Tausende marschieren zur Grenze von Marokko in Ceuta wegen Migrationskrise und beschädigter Seesperre
Demonstranten in Ceuta marschierten am Sonntag zur Tarajal-Grenze, um strengere Grenzkontrollen zu fordern, Stunden nachdem eine schwimmende Sperre bei rauer See gebrochen war.
Mobilisierung zur Tarajal-Grenze
Am Sonntag, dem 20. September 2026, beteiligten sich tausende Anwohner an einer Demonstration in Ceuta, um verstärkte Grenzsicherheit und die spanische Souveränität der autonomen Stadt zu fordern. Die Mobilisierung begann um etwa 12:00 Uhr und startete von Sammelpunkten wie der Chorrillo- und der Juan-Carlos-I.-Esplanade, etwa drei Kilometer von der Grenze zu Marokko entfernt. Während an den ersten Sammelpunkten über 200 Teilnehmer mit Flaggen Spaniens, Ceutas und der Europäischen Union gezählt wurden, wuchs der Zug auf mehrere tausend Menschen an, als er sich durch die Stadt bewegte. Eine zeitgleiche Kundgebung von hunderten Motorradfahrern schloss sich den Demonstranten auf dem Weg zur Tarajal-Grenze an.
Die Demonstration fand unter einem Sicherheitsaufgebot von Nationalpolizei und Militärpersonal statt. Die Route führte die Marschierenden durch den Bezirk El Príncipe, das Wohngebiet mit der höchsten Konzentration marokkanischer Einwohner in Ceuta. Frauen stellten die Mehrheit der Teilnehmer an dem friedlichen Marsch, der nahe der Tarajal-Mole und dem angrenzenden Strand endete.

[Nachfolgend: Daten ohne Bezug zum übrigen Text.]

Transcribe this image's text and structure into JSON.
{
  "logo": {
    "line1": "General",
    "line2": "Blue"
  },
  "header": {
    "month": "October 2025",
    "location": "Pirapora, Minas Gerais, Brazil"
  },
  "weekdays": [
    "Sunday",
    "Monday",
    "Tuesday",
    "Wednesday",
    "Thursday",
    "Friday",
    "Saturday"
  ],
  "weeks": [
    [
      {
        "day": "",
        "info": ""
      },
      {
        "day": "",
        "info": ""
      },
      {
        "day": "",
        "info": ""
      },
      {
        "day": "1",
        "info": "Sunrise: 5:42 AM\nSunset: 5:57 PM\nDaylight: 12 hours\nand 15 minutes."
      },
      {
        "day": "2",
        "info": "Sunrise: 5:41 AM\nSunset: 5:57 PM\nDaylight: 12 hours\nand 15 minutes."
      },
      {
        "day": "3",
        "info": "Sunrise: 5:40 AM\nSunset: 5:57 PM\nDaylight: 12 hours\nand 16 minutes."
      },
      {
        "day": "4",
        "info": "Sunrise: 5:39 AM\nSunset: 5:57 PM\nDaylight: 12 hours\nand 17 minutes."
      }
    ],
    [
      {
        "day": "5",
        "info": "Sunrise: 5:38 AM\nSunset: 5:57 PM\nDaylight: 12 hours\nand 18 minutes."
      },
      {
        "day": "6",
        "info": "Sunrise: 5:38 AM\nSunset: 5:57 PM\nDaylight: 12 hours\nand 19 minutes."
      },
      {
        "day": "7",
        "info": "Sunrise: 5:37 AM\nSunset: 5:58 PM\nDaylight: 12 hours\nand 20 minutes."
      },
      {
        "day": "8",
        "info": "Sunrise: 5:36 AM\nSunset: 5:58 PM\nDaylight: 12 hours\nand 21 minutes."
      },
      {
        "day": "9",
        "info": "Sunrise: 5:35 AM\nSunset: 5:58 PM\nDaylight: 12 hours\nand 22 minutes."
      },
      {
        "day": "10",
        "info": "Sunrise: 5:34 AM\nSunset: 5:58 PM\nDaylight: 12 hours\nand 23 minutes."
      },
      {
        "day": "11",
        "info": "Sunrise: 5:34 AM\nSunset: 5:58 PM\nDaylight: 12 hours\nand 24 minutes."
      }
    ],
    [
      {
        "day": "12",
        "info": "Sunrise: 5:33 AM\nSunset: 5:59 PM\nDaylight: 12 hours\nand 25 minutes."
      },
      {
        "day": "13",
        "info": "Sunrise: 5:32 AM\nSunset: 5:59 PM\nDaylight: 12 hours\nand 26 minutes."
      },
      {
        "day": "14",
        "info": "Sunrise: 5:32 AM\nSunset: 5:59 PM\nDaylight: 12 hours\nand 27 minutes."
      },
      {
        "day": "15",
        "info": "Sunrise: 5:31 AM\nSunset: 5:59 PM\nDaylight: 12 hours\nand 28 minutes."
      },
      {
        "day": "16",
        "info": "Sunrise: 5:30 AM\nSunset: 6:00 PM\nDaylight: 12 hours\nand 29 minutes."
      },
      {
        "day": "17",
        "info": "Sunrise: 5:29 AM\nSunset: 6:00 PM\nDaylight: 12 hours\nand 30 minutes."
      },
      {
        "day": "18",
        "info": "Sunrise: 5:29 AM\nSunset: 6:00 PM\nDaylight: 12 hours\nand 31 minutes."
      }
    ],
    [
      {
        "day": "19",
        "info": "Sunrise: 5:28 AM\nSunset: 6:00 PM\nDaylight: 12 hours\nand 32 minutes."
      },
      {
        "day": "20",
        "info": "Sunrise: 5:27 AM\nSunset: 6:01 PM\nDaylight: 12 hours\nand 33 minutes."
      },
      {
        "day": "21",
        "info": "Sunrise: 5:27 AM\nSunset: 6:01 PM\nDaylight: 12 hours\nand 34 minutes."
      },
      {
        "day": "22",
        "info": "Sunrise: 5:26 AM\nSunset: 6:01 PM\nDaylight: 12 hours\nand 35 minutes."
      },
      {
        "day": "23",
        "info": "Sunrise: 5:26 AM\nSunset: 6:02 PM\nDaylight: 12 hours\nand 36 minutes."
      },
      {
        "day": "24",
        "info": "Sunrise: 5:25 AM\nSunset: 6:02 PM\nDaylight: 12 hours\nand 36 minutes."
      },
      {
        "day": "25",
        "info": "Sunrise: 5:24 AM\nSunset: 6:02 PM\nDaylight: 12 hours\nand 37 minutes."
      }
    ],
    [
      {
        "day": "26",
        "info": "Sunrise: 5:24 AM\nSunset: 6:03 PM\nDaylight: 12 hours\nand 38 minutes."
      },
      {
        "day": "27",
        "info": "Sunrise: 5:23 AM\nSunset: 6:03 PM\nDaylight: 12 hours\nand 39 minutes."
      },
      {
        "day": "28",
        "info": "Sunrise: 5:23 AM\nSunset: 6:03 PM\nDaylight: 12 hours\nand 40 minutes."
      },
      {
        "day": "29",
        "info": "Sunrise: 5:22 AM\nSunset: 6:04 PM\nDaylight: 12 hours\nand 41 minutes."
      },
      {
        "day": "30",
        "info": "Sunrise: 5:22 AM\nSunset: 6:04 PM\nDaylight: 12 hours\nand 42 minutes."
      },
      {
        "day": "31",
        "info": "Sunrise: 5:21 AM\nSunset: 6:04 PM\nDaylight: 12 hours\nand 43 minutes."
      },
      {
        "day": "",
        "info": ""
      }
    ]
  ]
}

- Massenhafter Migrationsversuch an der Tarajal-Grenze
- Regierung installiert pneumatische Seesperre vor der Tarajal-Mole
- Pneumatische Seesperre nach starken Küstenwinden und Wellen beschädigt aufgefunden
- Demonstranten und Motorradfahrer marschieren unter Sicherheitseskorte zur Tarajal-Grenze
Forderungen und Parolen des Nachbarschaftsverbands
Die Demonstration wurde vom Provinzialverband der Nachbarschaftsvereinigungen (FPAV) organisiert, der am El Tarajal ein formelles Manifest verlesen ließ, das die Bedenken der Gemeinschaft bezüglich der territorialen Integrität darlegte. Vertreter des Verbands eröffneten den Marsch mit einer Europaflagge, begleitet von einem Banner mit der Aufschrift „S.O.S Ceuta invadida“. Die Organisatoren stellten den Protest als Appell für direkte staatliche Intervention zum Schutz der lokalen Grenze dar.
Während des gesamten Zuges skandierten die Teilnehmer Parolen, die sich sowohl gegen die lokale Verwaltung als auch gegen die nationale Regierungsführung richteten. Die Rufe gegen den Regierungsdelegierten in Ceuta forderten dessen sofortigen Rücktritt, insbesondere „delegado, dimisión“ und „Tirano, canalla, tú no eres caballa“. Die Demonstranten richteten sich auch an den spanischen Ministerpräsidenten Pedro Sánchez und Innenminister Fernando Grande-Marlaska und riefen „Sánchez, a prisión“, „Ceuta será la tumba del sanchismo“ und „Marlaska, canalla, defiende a los caballas“. Weitere wiederholte Parolen in der Menge waren „invasores, expulsión“ und „nuestros derechos, ¿dónde están?“.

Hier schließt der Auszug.